Here are a list of accepted inputs into the apply block
apply: lambda do |connection|
# Adds in URL parameters passed as a hash object
# i.e. authtoken=[connection['authtoken']]
params(authtoken: connection['authtoken'])
#Adds in payload fields (PATCH, POST, PUT only) pass as hash
payload(grant_type: "authorization_code",
client_id: connection["client_id"],
client_secret: connection["client_secret"],
code: auth_code)
# Adds in headers into every request passed as a hash.
# i.e.
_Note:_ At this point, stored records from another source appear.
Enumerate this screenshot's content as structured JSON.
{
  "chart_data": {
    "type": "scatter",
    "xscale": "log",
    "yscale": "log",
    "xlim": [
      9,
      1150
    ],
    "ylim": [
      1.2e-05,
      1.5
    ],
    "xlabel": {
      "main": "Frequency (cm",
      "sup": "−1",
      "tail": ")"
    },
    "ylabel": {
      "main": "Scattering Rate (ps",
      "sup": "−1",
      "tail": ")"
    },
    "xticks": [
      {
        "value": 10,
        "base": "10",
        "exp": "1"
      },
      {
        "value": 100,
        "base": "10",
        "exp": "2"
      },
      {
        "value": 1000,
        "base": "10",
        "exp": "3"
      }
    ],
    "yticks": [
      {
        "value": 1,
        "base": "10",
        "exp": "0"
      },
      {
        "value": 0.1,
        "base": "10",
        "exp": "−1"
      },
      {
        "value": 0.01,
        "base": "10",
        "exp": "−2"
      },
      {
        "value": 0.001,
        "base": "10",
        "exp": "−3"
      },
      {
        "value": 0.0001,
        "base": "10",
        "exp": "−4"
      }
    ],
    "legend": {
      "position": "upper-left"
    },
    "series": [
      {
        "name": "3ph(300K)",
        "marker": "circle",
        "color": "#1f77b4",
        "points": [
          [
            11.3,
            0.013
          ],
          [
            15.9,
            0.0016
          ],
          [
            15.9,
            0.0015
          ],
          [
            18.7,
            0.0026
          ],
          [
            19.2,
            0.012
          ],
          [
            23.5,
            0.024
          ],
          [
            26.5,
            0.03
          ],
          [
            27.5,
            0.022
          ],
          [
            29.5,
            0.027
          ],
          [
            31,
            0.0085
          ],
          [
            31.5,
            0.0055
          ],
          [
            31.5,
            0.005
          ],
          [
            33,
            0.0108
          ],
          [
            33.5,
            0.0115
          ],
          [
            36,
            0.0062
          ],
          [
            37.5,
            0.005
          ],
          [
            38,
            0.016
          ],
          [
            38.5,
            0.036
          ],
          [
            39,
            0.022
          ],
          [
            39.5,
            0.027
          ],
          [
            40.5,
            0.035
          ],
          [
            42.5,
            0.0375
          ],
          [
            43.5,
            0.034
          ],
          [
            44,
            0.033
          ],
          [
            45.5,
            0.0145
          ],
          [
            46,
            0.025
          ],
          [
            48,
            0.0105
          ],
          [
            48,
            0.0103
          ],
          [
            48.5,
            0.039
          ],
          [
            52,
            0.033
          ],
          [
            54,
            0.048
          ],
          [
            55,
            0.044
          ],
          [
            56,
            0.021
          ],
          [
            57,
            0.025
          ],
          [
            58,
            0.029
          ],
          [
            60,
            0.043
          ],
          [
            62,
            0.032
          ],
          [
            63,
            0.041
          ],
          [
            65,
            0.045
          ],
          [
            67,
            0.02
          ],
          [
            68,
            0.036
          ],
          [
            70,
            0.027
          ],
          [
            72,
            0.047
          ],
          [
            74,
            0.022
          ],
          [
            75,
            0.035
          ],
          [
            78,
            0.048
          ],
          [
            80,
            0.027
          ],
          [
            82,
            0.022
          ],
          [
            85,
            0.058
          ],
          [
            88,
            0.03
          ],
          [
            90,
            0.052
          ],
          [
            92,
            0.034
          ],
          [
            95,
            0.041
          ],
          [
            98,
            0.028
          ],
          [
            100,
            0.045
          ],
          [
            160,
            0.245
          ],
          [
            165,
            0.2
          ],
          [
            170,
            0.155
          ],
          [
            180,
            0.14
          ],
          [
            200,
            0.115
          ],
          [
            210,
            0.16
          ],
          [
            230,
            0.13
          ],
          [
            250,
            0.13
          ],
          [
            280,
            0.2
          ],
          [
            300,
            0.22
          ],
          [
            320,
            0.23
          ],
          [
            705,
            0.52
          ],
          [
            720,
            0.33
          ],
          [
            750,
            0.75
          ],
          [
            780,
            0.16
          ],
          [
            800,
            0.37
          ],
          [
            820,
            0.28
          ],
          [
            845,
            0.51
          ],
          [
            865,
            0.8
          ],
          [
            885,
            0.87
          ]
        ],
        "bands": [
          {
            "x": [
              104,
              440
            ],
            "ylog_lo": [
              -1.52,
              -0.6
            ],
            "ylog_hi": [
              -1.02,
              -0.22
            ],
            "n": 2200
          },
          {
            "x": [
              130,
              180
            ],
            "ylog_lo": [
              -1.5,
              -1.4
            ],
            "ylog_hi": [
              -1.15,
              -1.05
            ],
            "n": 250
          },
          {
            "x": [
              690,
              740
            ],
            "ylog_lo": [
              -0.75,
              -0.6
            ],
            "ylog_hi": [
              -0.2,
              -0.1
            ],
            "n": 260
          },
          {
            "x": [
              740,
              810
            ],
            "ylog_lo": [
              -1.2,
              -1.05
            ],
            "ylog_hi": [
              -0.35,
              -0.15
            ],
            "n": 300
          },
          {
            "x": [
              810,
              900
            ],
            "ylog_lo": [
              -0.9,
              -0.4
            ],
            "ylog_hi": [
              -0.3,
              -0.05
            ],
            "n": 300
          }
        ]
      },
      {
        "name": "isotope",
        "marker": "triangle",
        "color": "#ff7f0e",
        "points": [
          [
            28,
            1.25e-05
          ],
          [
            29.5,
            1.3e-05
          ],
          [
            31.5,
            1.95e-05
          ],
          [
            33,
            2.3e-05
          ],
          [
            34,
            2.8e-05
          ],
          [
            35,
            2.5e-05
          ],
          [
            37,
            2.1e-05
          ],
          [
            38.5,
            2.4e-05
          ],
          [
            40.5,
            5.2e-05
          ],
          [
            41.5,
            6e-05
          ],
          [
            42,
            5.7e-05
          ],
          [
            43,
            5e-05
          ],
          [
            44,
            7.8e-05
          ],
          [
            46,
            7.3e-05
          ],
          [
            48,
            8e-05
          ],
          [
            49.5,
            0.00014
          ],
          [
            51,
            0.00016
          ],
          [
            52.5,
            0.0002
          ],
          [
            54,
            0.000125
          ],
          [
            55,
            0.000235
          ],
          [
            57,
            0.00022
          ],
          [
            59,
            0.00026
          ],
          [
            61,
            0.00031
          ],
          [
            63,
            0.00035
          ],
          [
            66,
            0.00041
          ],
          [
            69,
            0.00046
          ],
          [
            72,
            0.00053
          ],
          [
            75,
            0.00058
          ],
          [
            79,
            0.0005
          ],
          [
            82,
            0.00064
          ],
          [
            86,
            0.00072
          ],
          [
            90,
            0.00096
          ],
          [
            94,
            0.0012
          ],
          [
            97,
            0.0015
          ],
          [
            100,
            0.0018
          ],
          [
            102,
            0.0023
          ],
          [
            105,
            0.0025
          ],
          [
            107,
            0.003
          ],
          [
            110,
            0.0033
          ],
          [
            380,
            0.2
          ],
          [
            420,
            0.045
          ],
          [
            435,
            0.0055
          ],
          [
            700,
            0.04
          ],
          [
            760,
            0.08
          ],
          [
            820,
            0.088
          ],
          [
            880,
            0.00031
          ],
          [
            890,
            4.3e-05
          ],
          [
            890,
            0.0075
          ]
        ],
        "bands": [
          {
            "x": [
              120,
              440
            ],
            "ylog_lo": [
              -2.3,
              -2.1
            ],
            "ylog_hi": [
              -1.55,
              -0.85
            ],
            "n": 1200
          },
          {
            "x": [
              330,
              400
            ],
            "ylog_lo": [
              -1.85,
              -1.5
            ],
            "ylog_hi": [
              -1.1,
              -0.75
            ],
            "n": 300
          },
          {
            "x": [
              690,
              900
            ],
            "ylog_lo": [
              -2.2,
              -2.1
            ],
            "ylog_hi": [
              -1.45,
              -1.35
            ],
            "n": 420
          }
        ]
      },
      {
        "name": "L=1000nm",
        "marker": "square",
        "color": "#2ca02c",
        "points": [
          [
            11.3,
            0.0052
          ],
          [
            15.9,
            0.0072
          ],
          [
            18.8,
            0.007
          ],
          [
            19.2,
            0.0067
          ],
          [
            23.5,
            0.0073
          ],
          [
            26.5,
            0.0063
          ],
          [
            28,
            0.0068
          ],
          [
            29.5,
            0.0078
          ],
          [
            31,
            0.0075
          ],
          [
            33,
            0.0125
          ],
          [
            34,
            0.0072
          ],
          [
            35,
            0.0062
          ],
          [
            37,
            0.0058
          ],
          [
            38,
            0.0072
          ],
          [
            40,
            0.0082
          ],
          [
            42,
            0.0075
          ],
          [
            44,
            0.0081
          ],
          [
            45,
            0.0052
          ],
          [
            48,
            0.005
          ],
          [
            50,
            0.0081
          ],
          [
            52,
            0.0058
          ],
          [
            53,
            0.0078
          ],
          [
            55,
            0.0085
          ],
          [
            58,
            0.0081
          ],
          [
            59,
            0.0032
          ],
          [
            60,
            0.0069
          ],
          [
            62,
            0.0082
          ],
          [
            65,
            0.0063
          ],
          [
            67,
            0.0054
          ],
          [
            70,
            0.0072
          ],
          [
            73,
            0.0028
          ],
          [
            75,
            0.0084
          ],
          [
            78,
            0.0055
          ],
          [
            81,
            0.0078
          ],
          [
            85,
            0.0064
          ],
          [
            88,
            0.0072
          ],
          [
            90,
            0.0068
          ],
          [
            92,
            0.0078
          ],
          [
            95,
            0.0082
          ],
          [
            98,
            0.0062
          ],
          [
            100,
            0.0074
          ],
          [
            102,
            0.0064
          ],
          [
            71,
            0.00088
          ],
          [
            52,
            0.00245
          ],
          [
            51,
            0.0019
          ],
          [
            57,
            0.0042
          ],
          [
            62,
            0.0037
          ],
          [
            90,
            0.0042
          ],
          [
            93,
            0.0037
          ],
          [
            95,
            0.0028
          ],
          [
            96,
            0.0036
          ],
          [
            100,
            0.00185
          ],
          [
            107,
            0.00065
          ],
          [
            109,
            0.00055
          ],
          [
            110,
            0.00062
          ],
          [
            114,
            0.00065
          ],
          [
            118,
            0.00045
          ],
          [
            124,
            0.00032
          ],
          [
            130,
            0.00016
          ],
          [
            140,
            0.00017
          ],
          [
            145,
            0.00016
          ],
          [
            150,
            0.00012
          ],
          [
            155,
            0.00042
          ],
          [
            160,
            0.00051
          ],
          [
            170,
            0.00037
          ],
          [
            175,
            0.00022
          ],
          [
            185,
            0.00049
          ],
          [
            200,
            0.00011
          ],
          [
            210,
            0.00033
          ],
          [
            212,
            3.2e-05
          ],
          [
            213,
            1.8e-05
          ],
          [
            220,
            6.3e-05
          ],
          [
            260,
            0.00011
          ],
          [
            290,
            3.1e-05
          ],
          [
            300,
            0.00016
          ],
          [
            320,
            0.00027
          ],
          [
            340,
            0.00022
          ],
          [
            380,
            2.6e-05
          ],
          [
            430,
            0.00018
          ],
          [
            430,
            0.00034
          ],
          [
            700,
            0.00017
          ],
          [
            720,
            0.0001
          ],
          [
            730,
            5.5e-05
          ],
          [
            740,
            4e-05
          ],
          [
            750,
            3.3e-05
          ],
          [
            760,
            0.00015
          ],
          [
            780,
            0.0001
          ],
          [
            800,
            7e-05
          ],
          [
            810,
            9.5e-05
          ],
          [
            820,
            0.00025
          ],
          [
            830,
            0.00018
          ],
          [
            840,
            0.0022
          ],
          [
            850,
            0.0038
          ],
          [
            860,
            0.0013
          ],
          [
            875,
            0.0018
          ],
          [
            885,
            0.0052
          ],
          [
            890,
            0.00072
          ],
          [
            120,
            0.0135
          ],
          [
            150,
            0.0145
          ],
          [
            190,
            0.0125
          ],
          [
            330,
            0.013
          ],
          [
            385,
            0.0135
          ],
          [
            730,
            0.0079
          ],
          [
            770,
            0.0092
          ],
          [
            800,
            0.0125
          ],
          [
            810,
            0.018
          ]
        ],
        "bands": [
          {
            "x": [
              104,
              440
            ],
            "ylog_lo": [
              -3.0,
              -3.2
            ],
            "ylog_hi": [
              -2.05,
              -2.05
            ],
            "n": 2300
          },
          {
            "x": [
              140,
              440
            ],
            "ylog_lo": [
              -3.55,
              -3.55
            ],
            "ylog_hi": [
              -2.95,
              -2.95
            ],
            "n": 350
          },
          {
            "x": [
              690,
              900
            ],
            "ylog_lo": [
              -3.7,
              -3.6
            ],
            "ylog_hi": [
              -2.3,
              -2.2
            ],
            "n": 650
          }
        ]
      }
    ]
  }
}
Authorization : Bearer [given access token]
headers("Authorization": "Bearer #{connection["access_token"]}")
# Used in conjunction with password function
# i.e. sends the input as username and password in HTTP authentication
user(connection["username"])
password(connection["username"])
end
The "apply" block will not be applied to any requests made in "acquire". So you will have to include the required credentials for a successful API request here.
refresh_on
This is an optional array of signals that is used to identify a need to re-acquire credentials . When an erroneous response is received (400, 401, 500...), the SDK framework checks it against this list of signals. If a match is found, it triggers a re-authorization (execute acquire).
This list is optional. If not defined, will default to one attempt at re-acquiring credentials for all errors.
refresh_on: [
401,
'Unauthorized',
/Unauthorized/,
/Invalid Ticket Id/
]
The example here shows multiple ways that we can define "signals" to watch.
401: The response status code"Unauthorized": The exact string matching the whole body or title of response/Unauthorized/: Regex matching the body or title of response/Invalid Ticket Id/: The actual "message" to watch for in the case of the Zoho API
detect_on
Certain APIs don't signal errors with explicit response status code like a 401. Instead, they return a 200 (pseudo successful response) with a payload that signals the error.
For such APIs, an error (expired credentials, bad requests etc.) will not be picked up since it is interpreted as a successful request (Status code 200). A match with the signals defined here will raise an error.
When there is a match here, two things can happen.
Firstly, there can also be a match against refresh_on signals. When that happens, a re-authorization is triggered (acquire block is executed) instead of raising an error. In this case, detect_on is used to match errors hidden behind responses with status code 200, then used to identify that a credentials refresh is required.
If a match here does not match any of the signals defined in refresh_on, an error will be raised.
detect_on: [
"sample error message",
/^\{"response":\{"error".+$/
]
The example here shows multiple ways that we can define "signals" to watch
"sample error message": The exact string matching the whole body of response/^\{"response":\{"error".+$/: Regex matching the body of response
This list is optional. If not defined, pseudo successful response will be treated as a successful request instead of raising exceptions. Note: output values of trigger and action will be affected.